If January is particularly strong or weak, the indicator has been even more pronounced. If the Dow is up 3.5% or more in January, the rest of the year averages a gain of 11.15%. If the Dow loses at least 3.5% in January, it averages a gain of just 0.32%.


First Five Days Barometer: We may not have to wait all month to get a decent idea about the rest of the year, though. The table below looks at how the Dow performs depending on just the first five trading days of the year. There has been a little outperformance when the first five days were positive, compared to when they were negative, but it’s not huge.

However, when the first five days have been especially strong, with the Dow up 2% or more, the Dow has averaged a gain of 11.22% for the rest of the year. When the Dow has been down by 2% or more in the first five days, it actually averages a loss of more than 2% for the rest of the year, and is positive less than half the time.

This may be a good omen, as the Dow is up over 2% so far this year, after three trading days.


Presidential Cycle Years: It’d be nice to get a positive vibe from this barometer, as we’re already fighting against the fact that it’s the first year after a presidential election. Keep in mind: historically, these are the worst years for the market, out of a four-year election cycle.
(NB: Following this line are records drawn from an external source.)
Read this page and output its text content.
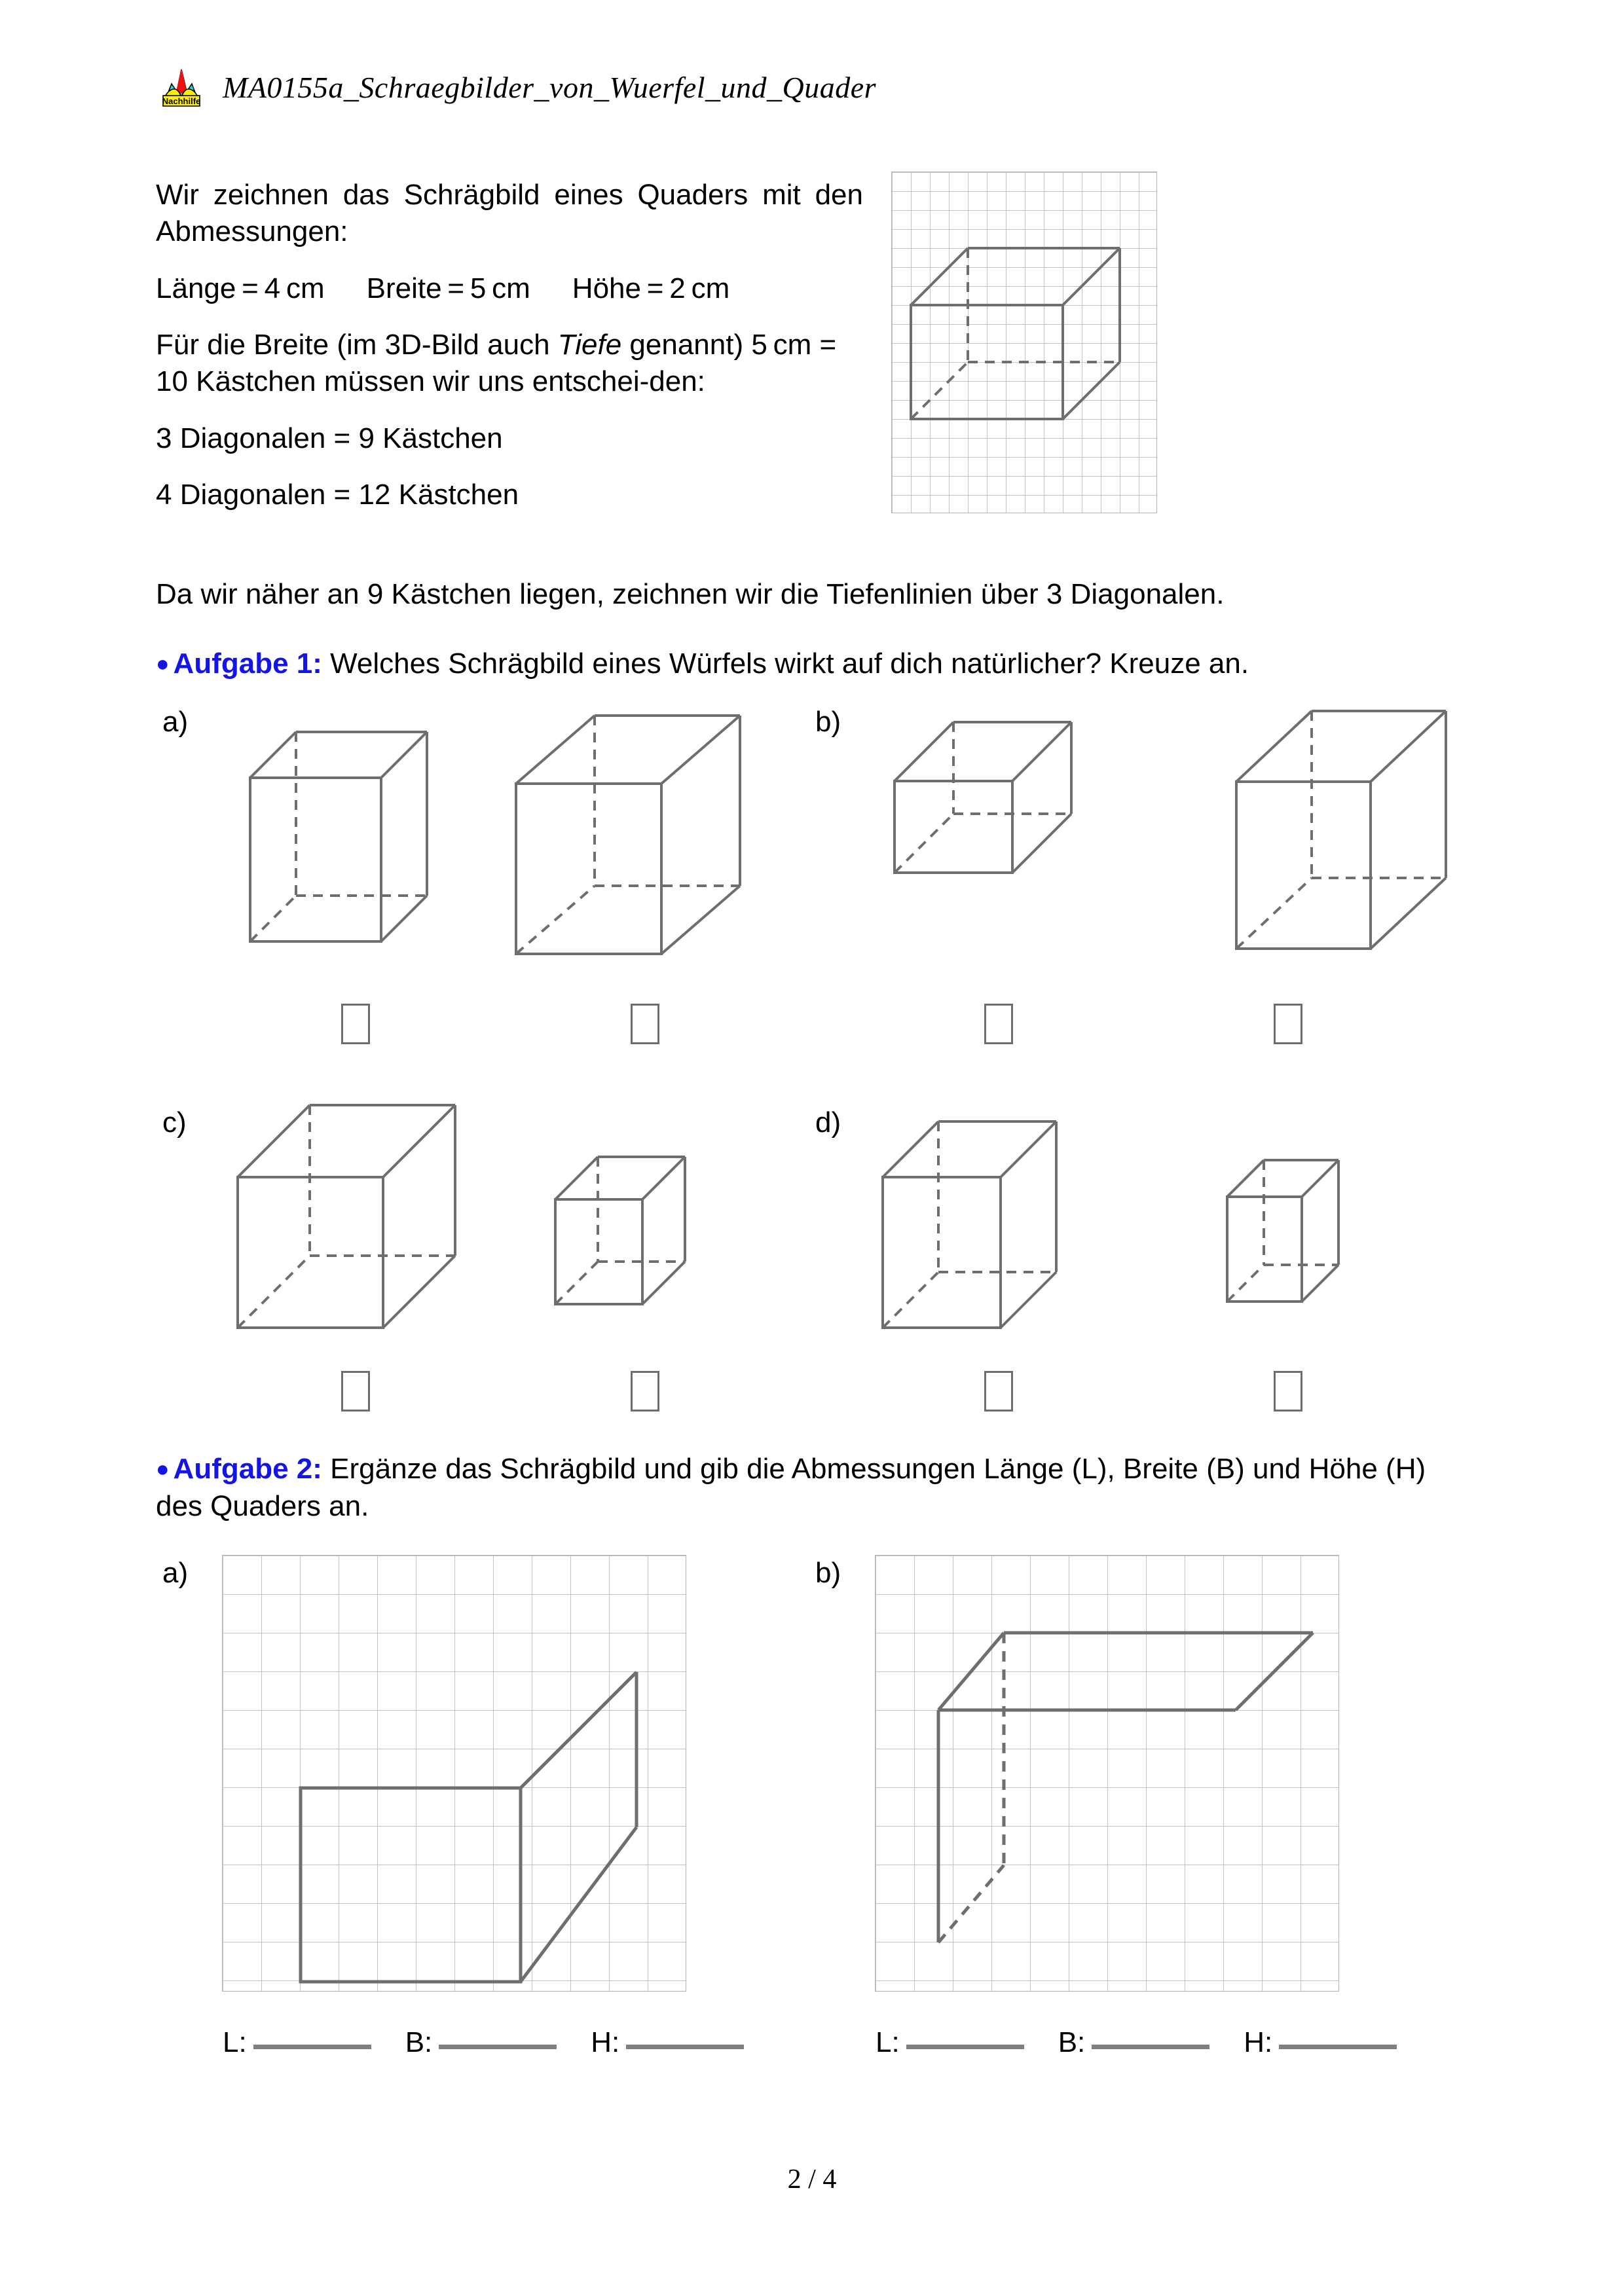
Nachhilfe MA0155a_Schraegbilder_von_Wuerfel_und_Quader

Wir zeichnen das Schrägbild eines Quaders mit den Abmessungen:

Länge = 4 cm Breite = 5 cm Höhe = 2 cm

Für die Breite (im 3D-Bild auch Tiefe genannt) 5 cm = 10 Kästchen müssen wir uns entschei-den:

3 Diagonalen = 9 Kästchen

4 Diagonalen = 12 Kästchen

Da wir näher an 9 Kästchen liegen, zeichnen wir die Tiefenlinien über 3 Diagonalen.
● Aufgabe 1: Welches Schrägbild eines Würfels wirkt auf dich natürlicher? Kreuze an.
a)	b)
c)	d)
● Aufgabe 2: Ergänze das Schrägbild und gib die Abmessungen Länge (L), Breite (B) und Höhe (H) des Quaders an.
a)
L:	B:	H:
b)
L:	B:	H:
2 / 4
The table below summarizes the returns for the Dow for each presidential cycle year since 1949 (spanning 16 election cycles). The first year has the lowest average return, with only half of those years positive. The theory is that presidents will fight for causes that may hurt the market (which is unpopular) early in the election cycle. That way, they have plenty of time for it to be forgotten or to pass other legislation to counter the previously passed anti-market legislation.


It’d be especially nice if we continue the positive start to 2013. The year after an election has been especially bearish in the first couple of months. Below looks at returns from January through February for each of the election cycle years. The first two months after an election year averages a loss of 1.30%, and is positive just 44% of the time.